With few motorways in Wales, firefighters can spend up to six hours travelling to a training session that lasts an hour or two. Davies has found Teams to be a far more efficient – and safer – solution.

“I’ve been encouraging more staff to conduct remote meetings, because we don’t need to ask all the officers to travel to headquarters, for example,” Davies said. “We can run meetings on Teams and it’s far more effective. People are much more engaged. There’s also less risk to our staff when they’re on the road because they haven’t had to get up very early to travel somewhere.

“It’s simple uses of technology like that which are really changing how our service operates to meet the needs of today’s world.”

Davies, who took over as Chief Fire Officer six years ago, is now looking to build on the success the service has had with Teams and Surface. He wants to use Microsoft HoloLens to create life-sized holograms of some of the buildings in mid and west Wales, which firefighters can look at and interact with during training at their station or on the way to an emergency. This will allow them to understand potential risks, identify safe routes through those buildings, and learn the location of hydrants and sprinklers.

Currently, firefighters look at single line drawings of buildings on a computer screen.

HoloLens could also be used to train officers in how to respond to emergencies at Wales’ oil refineries.

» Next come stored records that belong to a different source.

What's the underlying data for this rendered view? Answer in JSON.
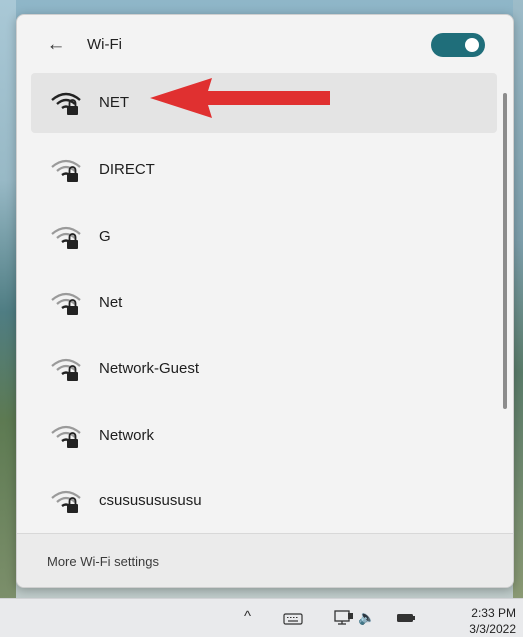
{
  "header": {
    "back_icon": "back-arrow-icon",
    "title": "Wi-Fi",
    "toggle_on": true,
    "toggle_color": "#1f6e7a"
  },
  "networks": [
    {
      "name": "NET",
      "selected": true,
      "secured": true
    },
    {
      "name": "DIRECT",
      "selected": false,
      "secured": true
    },
    {
      "name": "G",
      "selected": false,
      "secured": true
    },
    {
      "name": "Net",
      "selected": false,
      "secured": true
    },
    {
      "name": "Network-Guest",
      "selected": false,
      "secured": true
    },
    {
      "name": "Network",
      "selected": false,
      "secured": true
    },
    {
      "name": "csusususususu",
      "selected": false,
      "secured": true
    }
  ],
  "footer": {
    "more_settings": "More Wi-Fi settings"
  },
  "annotation": {
    "arrow_color": "#e03030",
    "points_to": "NET"
  },
  "taskbar": {
    "chevron_icon": "chevron-up-icon",
    "keyboard_icon": "keyboard-icon",
    "network_icon": "network-icon",
    "volume_icon": "volume-icon",
    "battery_icon": "battery-icon",
    "time": "2:33 PM",
    "date": "3/3/2022"
  }
}
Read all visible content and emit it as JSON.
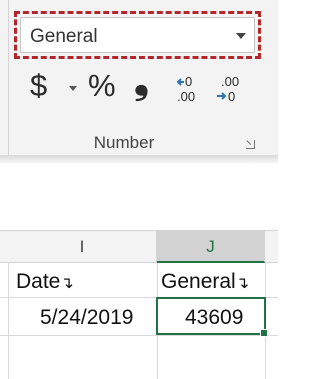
{
  "ribbon": {
    "number_format": {
      "value": "General"
    },
    "buttons": {
      "currency": "$",
      "percent": "%",
      "comma": "❟",
      "increase_decimal_top": "←0",
      "increase_decimal_bottom": ".00",
      "decrease_decimal_top": ".00",
      "decrease_decimal_bottom": "→0"
    },
    "group_label": "Number",
    "accent_color": "#b3262b"
  },
  "sheet": {
    "columns": [
      "I",
      "J"
    ],
    "headers": {
      "I": "Date",
      "J": "General"
    },
    "row": {
      "I": "5/24/2019",
      "J": "43609"
    },
    "filter_glyph": "↴",
    "selection_color": "#217346"
  }
}
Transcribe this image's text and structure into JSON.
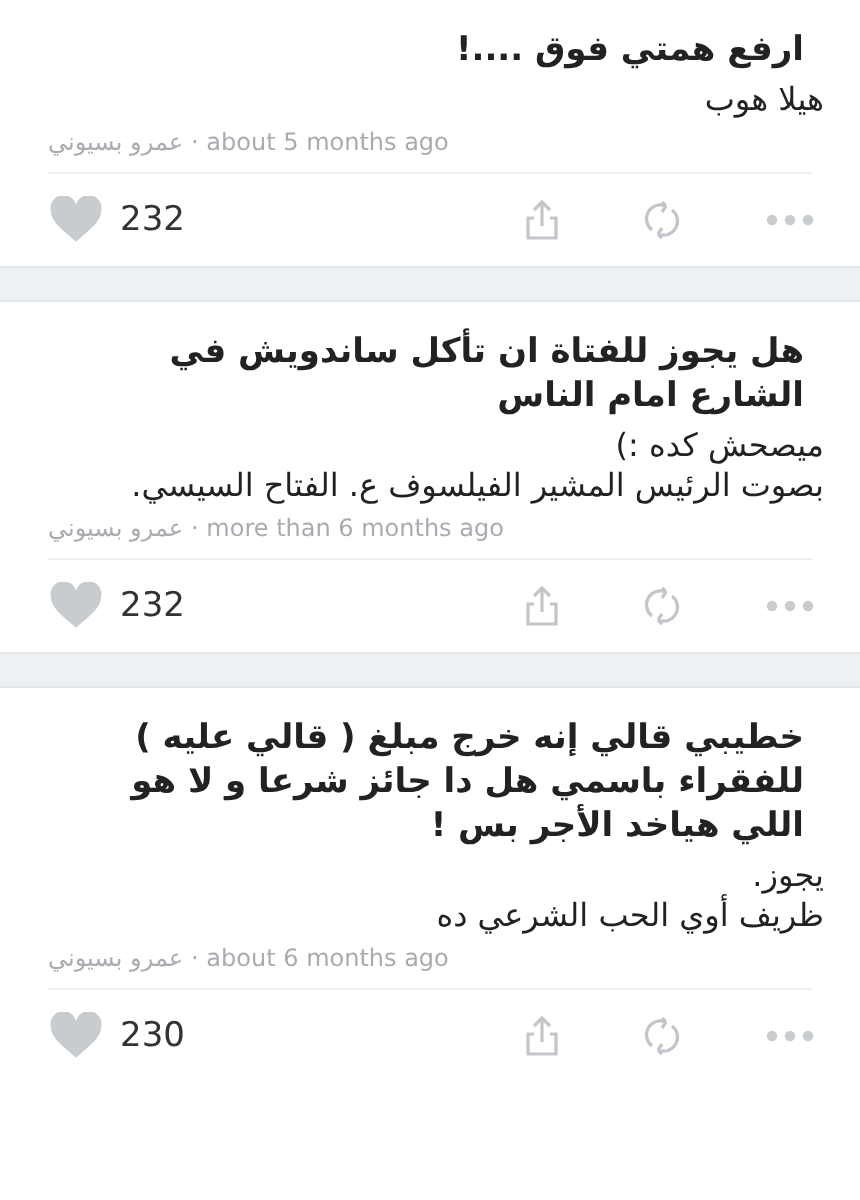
{
  "posts": [
    {
      "question": "ارفع همتي فوق ....!",
      "answer": [
        "هيلا هوب"
      ],
      "author": "عمرو بسيوني",
      "time": "· about 5 months ago",
      "likes": "232",
      "liked": false
    },
    {
      "question": "هل يجوز للفتاة ان تأكل ساندويش في الشارع امام الناس",
      "answer": [
        "ميصحش كده :)",
        "بصوت الرئيس المشير الفيلسوف ع. الفتاح السيسي."
      ],
      "author": "عمرو بسيوني",
      "time": "· more than 6 months ago",
      "likes": "232",
      "liked": false
    },
    {
      "question": "خطيبي قالي إنه خرج مبلغ ( قالي عليه ) للفقراء باسمي هل دا جائز شرعا و لا هو اللي هياخد الأجر بس !",
      "answer": [
        "يجوز.",
        "ظريف أوي الحب الشرعي ده"
      ],
      "author": "عمرو بسيوني",
      "time": "· about 6 months ago",
      "likes": "230",
      "liked": false
    }
  ]
}
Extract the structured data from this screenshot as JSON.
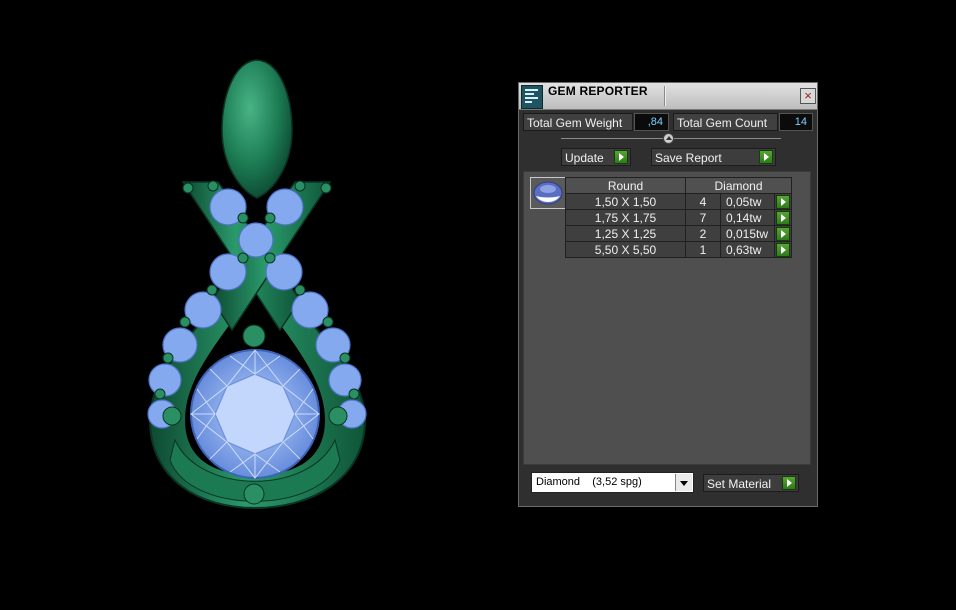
{
  "panel": {
    "title": "GEM REPORTER",
    "close_symbol": "×",
    "total_gem_weight_label": "Total Gem Weight",
    "total_gem_weight_value": ",84",
    "total_gem_count_label": "Total Gem Count",
    "total_gem_count_value": "14",
    "update_label": "Update",
    "save_report_label": "Save Report",
    "table": {
      "headers": [
        "Round",
        "Diamond"
      ],
      "rows": [
        {
          "size": "1,50 X 1,50",
          "count": "4",
          "weight": "0,05tw"
        },
        {
          "size": "1,75 X 1,75",
          "count": "7",
          "weight": "0,14tw"
        },
        {
          "size": "1,25 X 1,25",
          "count": "2",
          "weight": "0,015tw"
        },
        {
          "size": "5,50 X 5,50",
          "count": "1",
          "weight": "0,63tw"
        }
      ]
    },
    "material_select_value": "Diamond    (3,52 spg)",
    "set_material_label": "Set Material"
  },
  "icons": {
    "app": "gem-reporter-icon",
    "close": "close-icon",
    "gem": "round-gem-icon",
    "arrow": "green-arrow-icon",
    "dropdown": "chevron-down-icon"
  },
  "colors": {
    "metal": "#1f7a55",
    "gem": "#8fb4f5",
    "value_text": "#7dd0ff",
    "action_green": "#3f9428"
  }
}
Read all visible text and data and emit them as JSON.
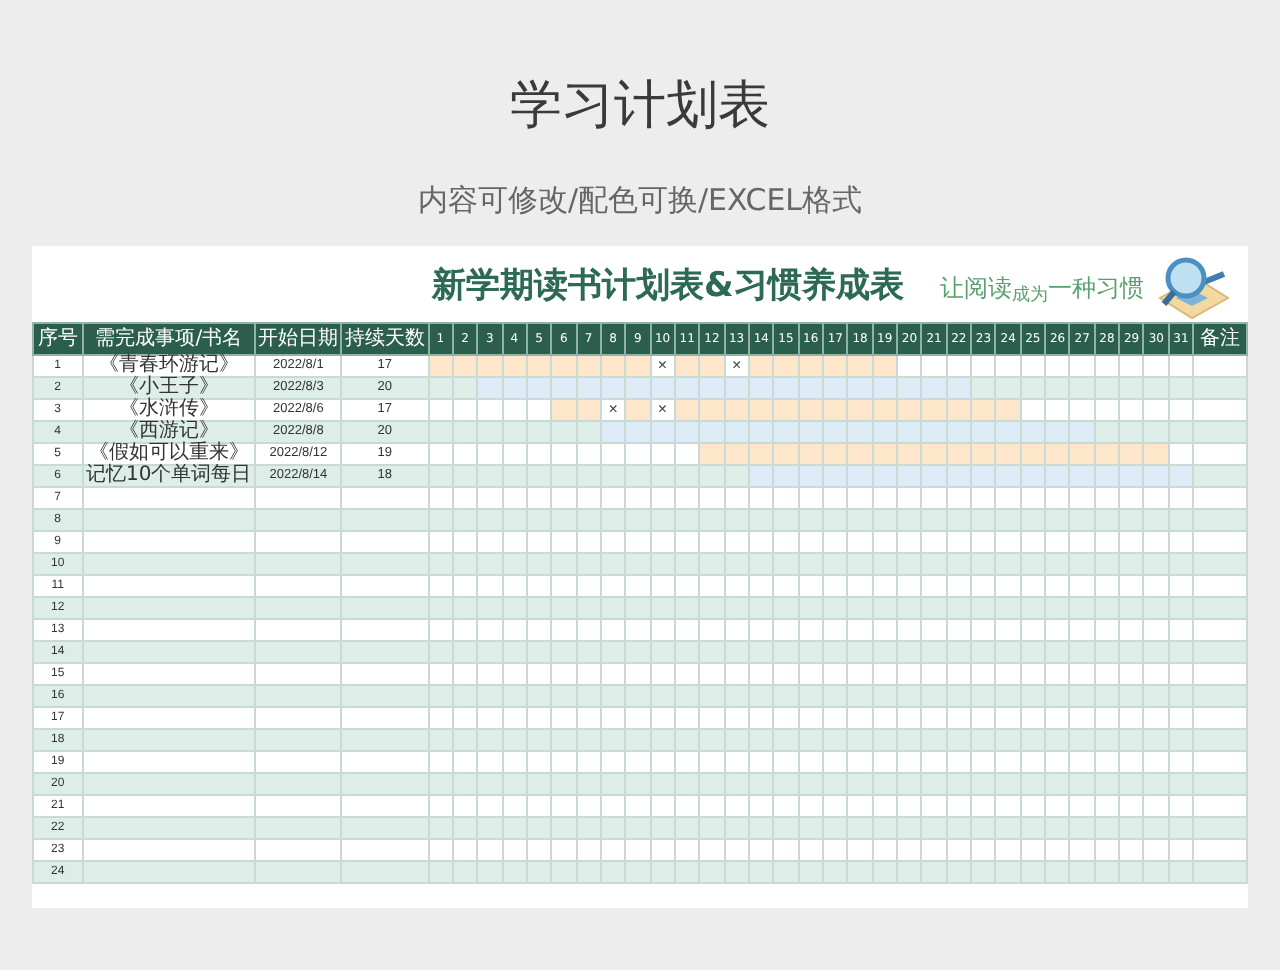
{
  "page_title": "学习计划表",
  "subtitle": "内容可修改/配色可换/EXCEL格式",
  "sheet": {
    "title": "新学期读书计划表&习惯养成表",
    "tagline": "让阅读$_{成为}$一种习惯",
    "columns": [
      "序号",
      "需完成事项/书名",
      "开始日期",
      "持续天数",
      "1",
      "2",
      "3",
      "4",
      "5",
      "6",
      "7",
      "8",
      "9",
      "10",
      "11",
      "12",
      "13",
      "14",
      "15",
      "16",
      "17",
      "18",
      "19",
      "20",
      "21",
      "22",
      "23",
      "24",
      "25",
      "26",
      "27",
      "28",
      "29",
      "30",
      "31",
      "备注"
    ],
    "rows": [
      {
        "no": "1",
        "item": "《青春环游记》",
        "start": "2022/8/1",
        "days_count": "17",
        "color": "#fde6c9",
        "days": [
          {
            "kind": "plan"
          },
          {
            "kind": "plan"
          },
          {
            "kind": "plan"
          },
          {
            "kind": "plan"
          },
          {
            "kind": "plan"
          },
          {
            "kind": "plan"
          },
          {
            "kind": "plan"
          },
          {
            "kind": "plan"
          },
          {
            "kind": "plan"
          },
          {
            "kind": "mark",
            "text": "×"
          },
          {
            "kind": "plan"
          },
          {
            "kind": "plan"
          },
          {
            "kind": "mark",
            "text": "×"
          },
          {
            "kind": "plan"
          },
          {
            "kind": "plan"
          },
          {
            "kind": "plan"
          },
          {
            "kind": "plan"
          },
          {
            "kind": "plan"
          },
          {
            "kind": "plan"
          },
          {
            "kind": "none"
          },
          {
            "kind": "none"
          },
          {
            "kind": "none"
          },
          {
            "kind": "none"
          },
          {
            "kind": "none"
          },
          {
            "kind": "none"
          },
          {
            "kind": "none"
          },
          {
            "kind": "none"
          },
          {
            "kind": "none"
          },
          {
            "kind": "none"
          },
          {
            "kind": "none"
          },
          {
            "kind": "none"
          }
        ]
      },
      {
        "no": "2",
        "item": "《小王子》",
        "start": "2022/8/3",
        "days_count": "20",
        "color": "#dcebf5",
        "days": [
          {
            "kind": "none"
          },
          {
            "kind": "none"
          },
          {
            "kind": "plan"
          },
          {
            "kind": "plan"
          },
          {
            "kind": "plan"
          },
          {
            "kind": "plan"
          },
          {
            "kind": "plan"
          },
          {
            "kind": "plan"
          },
          {
            "kind": "plan"
          },
          {
            "kind": "plan"
          },
          {
            "kind": "plan"
          },
          {
            "kind": "plan"
          },
          {
            "kind": "plan"
          },
          {
            "kind": "plan"
          },
          {
            "kind": "plan"
          },
          {
            "kind": "plan"
          },
          {
            "kind": "plan"
          },
          {
            "kind": "plan"
          },
          {
            "kind": "plan"
          },
          {
            "kind": "plan"
          },
          {
            "kind": "plan"
          },
          {
            "kind": "plan"
          },
          {
            "kind": "none"
          },
          {
            "kind": "none"
          },
          {
            "kind": "none"
          },
          {
            "kind": "none"
          },
          {
            "kind": "none"
          },
          {
            "kind": "none"
          },
          {
            "kind": "none"
          },
          {
            "kind": "none"
          },
          {
            "kind": "none"
          }
        ]
      },
      {
        "no": "3",
        "item": "《水浒传》",
        "start": "2022/8/6",
        "days_count": "17",
        "color": "#fde6c9",
        "days": [
          {
            "kind": "none"
          },
          {
            "kind": "none"
          },
          {
            "kind": "none"
          },
          {
            "kind": "none"
          },
          {
            "kind": "none"
          },
          {
            "kind": "plan"
          },
          {
            "kind": "plan"
          },
          {
            "kind": "mark",
            "text": "×"
          },
          {
            "kind": "plan"
          },
          {
            "kind": "mark",
            "text": "×"
          },
          {
            "kind": "plan"
          },
          {
            "kind": "plan"
          },
          {
            "kind": "plan"
          },
          {
            "kind": "plan"
          },
          {
            "kind": "plan"
          },
          {
            "kind": "plan"
          },
          {
            "kind": "plan"
          },
          {
            "kind": "plan"
          },
          {
            "kind": "plan"
          },
          {
            "kind": "plan"
          },
          {
            "kind": "plan"
          },
          {
            "kind": "plan"
          },
          {
            "kind": "plan"
          },
          {
            "kind": "plan"
          },
          {
            "kind": "none"
          },
          {
            "kind": "none"
          },
          {
            "kind": "none"
          },
          {
            "kind": "none"
          },
          {
            "kind": "none"
          },
          {
            "kind": "none"
          },
          {
            "kind": "none"
          }
        ]
      },
      {
        "no": "4",
        "item": "《西游记》",
        "start": "2022/8/8",
        "days_count": "20",
        "color": "#dcebf5",
        "days": [
          {
            "kind": "none"
          },
          {
            "kind": "none"
          },
          {
            "kind": "none"
          },
          {
            "kind": "none"
          },
          {
            "kind": "none"
          },
          {
            "kind": "none"
          },
          {
            "kind": "none"
          },
          {
            "kind": "plan"
          },
          {
            "kind": "plan"
          },
          {
            "kind": "plan"
          },
          {
            "kind": "plan"
          },
          {
            "kind": "plan"
          },
          {
            "kind": "plan"
          },
          {
            "kind": "plan"
          },
          {
            "kind": "plan"
          },
          {
            "kind": "plan"
          },
          {
            "kind": "plan"
          },
          {
            "kind": "plan"
          },
          {
            "kind": "plan"
          },
          {
            "kind": "plan"
          },
          {
            "kind": "plan"
          },
          {
            "kind": "plan"
          },
          {
            "kind": "plan"
          },
          {
            "kind": "plan"
          },
          {
            "kind": "plan"
          },
          {
            "kind": "plan"
          },
          {
            "kind": "plan"
          },
          {
            "kind": "none"
          },
          {
            "kind": "none"
          },
          {
            "kind": "none"
          },
          {
            "kind": "none"
          }
        ]
      },
      {
        "no": "5",
        "item": "《假如可以重来》",
        "start": "2022/8/12",
        "days_count": "19",
        "color": "#fde6c9",
        "days": [
          {
            "kind": "none"
          },
          {
            "kind": "none"
          },
          {
            "kind": "none"
          },
          {
            "kind": "none"
          },
          {
            "kind": "none"
          },
          {
            "kind": "none"
          },
          {
            "kind": "none"
          },
          {
            "kind": "none"
          },
          {
            "kind": "none"
          },
          {
            "kind": "none"
          },
          {
            "kind": "none"
          },
          {
            "kind": "plan"
          },
          {
            "kind": "plan"
          },
          {
            "kind": "plan"
          },
          {
            "kind": "plan"
          },
          {
            "kind": "plan"
          },
          {
            "kind": "plan"
          },
          {
            "kind": "plan"
          },
          {
            "kind": "plan"
          },
          {
            "kind": "plan"
          },
          {
            "kind": "plan"
          },
          {
            "kind": "plan"
          },
          {
            "kind": "plan"
          },
          {
            "kind": "plan"
          },
          {
            "kind": "plan"
          },
          {
            "kind": "plan"
          },
          {
            "kind": "plan"
          },
          {
            "kind": "plan"
          },
          {
            "kind": "plan"
          },
          {
            "kind": "plan"
          },
          {
            "kind": "none"
          }
        ]
      },
      {
        "no": "6",
        "item": "记忆10个单词每日",
        "start": "2022/8/14",
        "days_count": "18",
        "color": "#dcebf5",
        "days": [
          {
            "kind": "none"
          },
          {
            "kind": "none"
          },
          {
            "kind": "none"
          },
          {
            "kind": "none"
          },
          {
            "kind": "none"
          },
          {
            "kind": "none"
          },
          {
            "kind": "none"
          },
          {
            "kind": "none"
          },
          {
            "kind": "none"
          },
          {
            "kind": "none"
          },
          {
            "kind": "none"
          },
          {
            "kind": "none"
          },
          {
            "kind": "none"
          },
          {
            "kind": "plan"
          },
          {
            "kind": "plan"
          },
          {
            "kind": "plan"
          },
          {
            "kind": "plan"
          },
          {
            "kind": "plan"
          },
          {
            "kind": "plan"
          },
          {
            "kind": "plan"
          },
          {
            "kind": "plan"
          },
          {
            "kind": "plan"
          },
          {
            "kind": "plan"
          },
          {
            "kind": "plan"
          },
          {
            "kind": "plan"
          },
          {
            "kind": "plan"
          },
          {
            "kind": "plan"
          },
          {
            "kind": "plan"
          },
          {
            "kind": "plan"
          },
          {
            "kind": "plan"
          },
          {
            "kind": "plan"
          }
        ]
      },
      {
        "no": "7"
      },
      {
        "no": "8"
      },
      {
        "no": "9"
      },
      {
        "no": "10"
      },
      {
        "no": "11"
      },
      {
        "no": "12"
      },
      {
        "no": "13"
      },
      {
        "no": "14"
      },
      {
        "no": "15"
      },
      {
        "no": "16"
      },
      {
        "no": "17"
      },
      {
        "no": "18"
      },
      {
        "no": "19"
      },
      {
        "no": "20"
      },
      {
        "no": "21"
      },
      {
        "no": "22"
      },
      {
        "no": "23"
      },
      {
        "no": "24"
      }
    ]
  }
}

“We have a number of oil refineries in the area, and historically we’ve always trained on those sites,” Davies said. “What HoloLens will enable us to do is actually put Incident Commanders into those scenarios, in an almost live experience but in a safe environment.

“I firmly believe this is going to change the way that we train and maintain the competencies of our firefighters. My vision of what is possible has been completely blown away by Microsoft.”

It’s the latest example of how Microsoft is helping the public sector to use technology to improve how employees work.

Last year, Wales became one of the first countries in the world to give schools free access to Microsoft 365. The Welsh Government paid for all 1,521 “maintained” schools to have access to programs such as Word, Excel and PowerPoint, in a bid to boost the use of technology among pupils and reduce costs for families and headteachers.

Meanwhile, an agreement struck between NHSX, NHS Digital and Microsoft in June will save the NHS hundreds of millions of pounds and enable all eligible organisations in England to access Microsoft 365 digital tools.

Chris Perkins, General Manager of Public Sector at Microsoft UK, said: “There has never been a more important time for companies and organisations to use technology that helps staff collaborate, communicate and gain insight into the world around them. This is even more critical when those people are employed by our vital public services, which work tirelessly to keep us all safe and well.

“Mid and West Wales Fire and Rescue Service is adopting technology at scale, allowing firefighters and officers to create a network of information that can be shared and acted upon. It is a fantastic example of how placing cutting-edge technology in the hands of skilled people can lead to ground breaking solutions.”